Un bloc appartement, rue Fabre à Montréal, tout près du monde tant de fois décrit par Michel Tremblay. Tout débute le 6 décembre 1988 avec le drame de Polytechnique. Vincent y étudie avec son ami Émile. La vie est pleine d’espérances et il y a l’arrivée de ce tireur fou.
«Il repensait souvent à cette douloureuse année. Toutes les soirées pendant lesquelles, avec Vincent et les autres, ils s’étaient remémoré les événements du fatidique 6 décembre. Combien de nuits blanches? Les bouteilles de bières vides, les mégots débordant des cendriers. Une odeur de taverne régnait dans l’appartement d’Émile. Pourquoi n’avaient-ils rien fait? Les filles à gauche, les garçons à droite. Trop peu de temps pour apprivoiser une arme si monstrueuse. À peine quelques secondes pour affronter un regard plein de haine et de colère. Un regard si menaçant. Pourquoi avaient-ils silencieusement obéi quand le tueur leur avait ordonné de quitter la classe?» (p.13)
Vincent se sent coupable et lâche. Pourquoi n’est-il pas intervenu pour tenter d’empêcher le massacre? Il se suicide le 6 décembre 1992, quatre ans plus tard, n’arrivant plus à trouver une direction à son existence.
La vie
Si certains des six locataires de l’édifice de la rue Fabre semblent doués pour le bonheur, d’autres se heurtent à des murs. Comment continuer à respirer quand le pire frappe autour de soi?

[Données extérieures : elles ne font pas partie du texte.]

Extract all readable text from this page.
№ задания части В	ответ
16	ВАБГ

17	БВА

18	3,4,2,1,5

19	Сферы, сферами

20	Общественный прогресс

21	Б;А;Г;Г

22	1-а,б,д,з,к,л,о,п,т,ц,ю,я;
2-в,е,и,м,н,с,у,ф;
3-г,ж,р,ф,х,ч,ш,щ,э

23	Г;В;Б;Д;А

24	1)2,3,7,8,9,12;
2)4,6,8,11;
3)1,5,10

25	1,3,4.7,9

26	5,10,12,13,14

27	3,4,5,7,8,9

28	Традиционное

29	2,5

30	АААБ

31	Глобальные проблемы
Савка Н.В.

«Le mieux, c’est de ne rien dire, mais d’être là, assura Philippe. Les mots ne réconfortent jamais, ce ne sont que des bruits. Le silence est plus efficace. » Ils regardèrent Philippe. L’image de Vincent s’infiltra entre eux. Aucun commentaire ne fut émis. Le taxi de Rodolphe s’immobilisa devant le dépanneur. Rodolphe sortit rapidement de sa voiture et revint s’asseoir. «Elle m’émeut, cette petite, toujours des ressources pour affronter les pires malheurs.» Ébahi, Jean-Charles regarda Béa: «Tu crois vraiment que l’amour est la solution à tout?» «On prête trop de bonnes intentions à l’amour», dit Roxanne. «L’amour, ce n’est jamais suffisant», affirma Philippe.» (p.165)

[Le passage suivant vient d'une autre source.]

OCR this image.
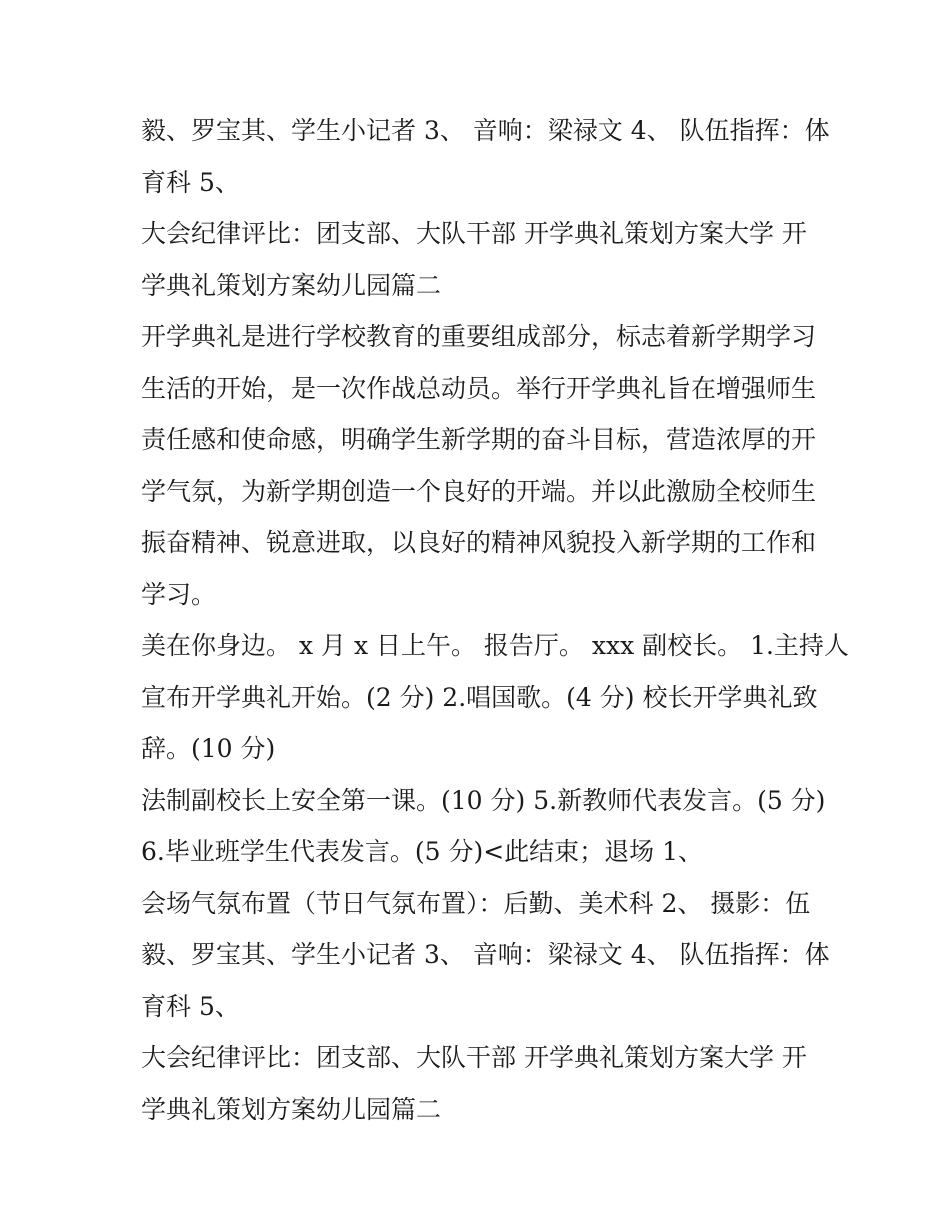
毅、罗宝其、学生小记者 3、 音响：梁禄文 4、 队伍指挥：体
育科 5、
大会纪律评比：团支部、大队干部 开学典礼策划方案大学 开
学典礼策划方案幼儿园篇二
开学典礼是进行学校教育的重要组成部分，标志着新学期学习
生活的开始，是一次作战总动员。举行开学典礼旨在增强师生
责任感和使命感，明确学生新学期的奋斗目标，营造浓厚的开
学气氛，为新学期创造一个良好的开端。并以此激励全校师生
振奋精神、锐意进取，以良好的精神风貌投入新学期的工作和
学习。
美在你身边。 x 月 x 日上午。 报告厅。 xxx 副校长。 1.主持人
宣布开学典礼开始。(2 分) 2.唱国歌。(4 分) 校长开学典礼致
辞。(10 分)
法制副校长上安全第一课。(10 分) 5.新教师代表发言。(5 分)
6.毕业班学生代表发言。(5 分)<此结束；退场 1、
会场气氛布置（节日气氛布置）：后勤、美术科 2、 摄影：伍
毅、罗宝其、学生小记者 3、 音响：梁禄文 4、 队伍指挥：体
育科 5、
大会纪律评比：团支部、大队干部 开学典礼策划方案大学 开
学典礼策划方案幼儿园篇二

Marie quitte Pierre qui sombre dans l’alcool. Jeanne emménage avec l’amour tout neuf de Nicolas. Étienne se remet mal du suicide de son ami Vincent. Lola travaille avec Médecins sans frontières pour ne pas affronter directement peut-être la perte de son frère. Et Madame Edouard retrouve, cinquante ans plus tard, son premier amoureux. La vie est pleine de ressources, têtue comme du chiendent, poussant tout le monde en avant.
«La fatalité nous surprend sans que nous y soyons préparés. Arriver au dépanneur à seize heures. Pourquoi pas à quinze heures? Des bougies reliées à la fatalité. La vie quelle ordure», ruminait Lola.» (p.155)
Comme chez Paul Auster, le hasard multiplie les coups fourrés. Il suffit d’une minute et pour que tout bascule.
Hymne à la vie
Janik Tremblay suit des personnages plus attachants les uns que les autres, des vivants et des battants. Malgré les embûches de l’existence, ils finissent par triompher des plus terribles épreuves. Solidaires, les locataires de l’édifice à logements forment une famille qui partage tout dans le bonheur comme dans les pires épreuves. C’est vivant, touffu, émouvant par moments.
Janik Tremblay, comme dans ses romans précédents, est attentive aux gestes du quotidien, aux émotions qui font les grands et les petits bonheurs. Le lecteur en sort remué, plus confiant, accompagné par une musique qui marque les ouvrages de cette écrivaine. Un bel hymne à la vie qui prend plaisir à éprouver ceux qu’elle aime.
«Le bonheur est assis sur un banc et il attend» de Janik Tremblay est paru aux Éditions Stanké.